An undergraduate organization, Yale Women’s Leadership Initiative, served as the committee for the conference. Their website states that they “empower young women to become successful leaders both on campus and in their careers.” The annual conference aims to empower women by having successful women leaders talk and share their stories. This year they had about 300 women from Yale and New Haven community attend with tickets to the event selling out immediately.
WLI president Chelsea Guo ‘18 opened the conference by highlighting the importance of female leaders. “All of our invited speakers today understand the truth in women’s empowerment: that the rise of female leaders in American brings with it a bold change in how we define leadership itself,” Guo said. She expressed a desire for a greater development of the community in women so that fighting the devaluation of women by society can be easier and so that women do not devalue themselves as much.

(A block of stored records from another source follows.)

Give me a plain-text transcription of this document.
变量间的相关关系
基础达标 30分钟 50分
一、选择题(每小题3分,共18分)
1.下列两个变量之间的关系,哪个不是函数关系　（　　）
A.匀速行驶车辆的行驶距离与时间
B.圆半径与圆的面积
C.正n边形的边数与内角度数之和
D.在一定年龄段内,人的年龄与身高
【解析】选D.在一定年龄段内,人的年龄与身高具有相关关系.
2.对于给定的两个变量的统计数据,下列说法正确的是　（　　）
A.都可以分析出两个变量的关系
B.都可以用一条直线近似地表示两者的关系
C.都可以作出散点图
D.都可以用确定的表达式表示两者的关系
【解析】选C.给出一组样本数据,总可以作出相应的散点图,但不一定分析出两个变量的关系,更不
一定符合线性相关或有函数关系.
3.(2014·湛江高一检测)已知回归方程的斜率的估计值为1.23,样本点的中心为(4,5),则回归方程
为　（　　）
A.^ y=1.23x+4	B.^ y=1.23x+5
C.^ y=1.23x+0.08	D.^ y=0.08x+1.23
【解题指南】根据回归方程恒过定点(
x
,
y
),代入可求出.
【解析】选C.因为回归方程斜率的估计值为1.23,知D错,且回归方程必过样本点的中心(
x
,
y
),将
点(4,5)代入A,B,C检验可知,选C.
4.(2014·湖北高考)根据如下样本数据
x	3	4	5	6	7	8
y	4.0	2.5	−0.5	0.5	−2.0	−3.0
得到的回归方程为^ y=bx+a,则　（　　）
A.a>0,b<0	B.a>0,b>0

Speaking after Guo was conference co-directors Tasnim Mollah ’19 and Valerie Chen ’20. They introduced the first keynote speaker, Krishanti Vignarajah, a policy director for former First Lady Michelle Obama and senior advisor to former Secretary of State Hillary Clinton and former Secretary of State John Kerry.
Vignarajah discussed current events like the women’s marches after President Donald Trump’s election and how women need positive female role models. She urged the attendees to move from “having a seat at the table to being at the head of it.” This included her own intention to run for governor of Maryland in November.
Vignarajah then turned her attention to ensuring that everyone has a voice, especially minority groups like women of color, female immigrants and LGBTQ women when discussing female empowerment. She also noted that men need to be included too since “they constitute half of the solution.” Mollah said after the conference to the Yale Daily News that she hopes the men in attendance “reach out to their friends and help create a shared vision for empowering women.”
Guo added, “The WLI prioritizes intersectional leadership and has included various minority groups who are facing different kinds of oppression.”
After Vignarajah concluded speaking, the conference split into panels on women in law, performance arts, Yale alumni, and entrepreneurs. Susan Chen ’20 coordinated the Women in Law panel. She said of the conference, “It’s so empowering to have all these women together in one place, in one panel, working passionately.” She is hopeful that the conference “expands to include other sectors, beyond the ones covered in this conference.”
After the first session of panels, there was another set on women in media, education, government, and medicine. At the end of the second session of panels, there was a break for lunch before the second keynote speaker. Kathryn Kolbert, director of the Athena Center for Leadership Studies at Barnard College, spoke on the role women have to protect institutions and rights. The last session of panels was on women in tech, Yale alumni, academia, and activism. At the end, there was a networking session in the dining hall of the law school.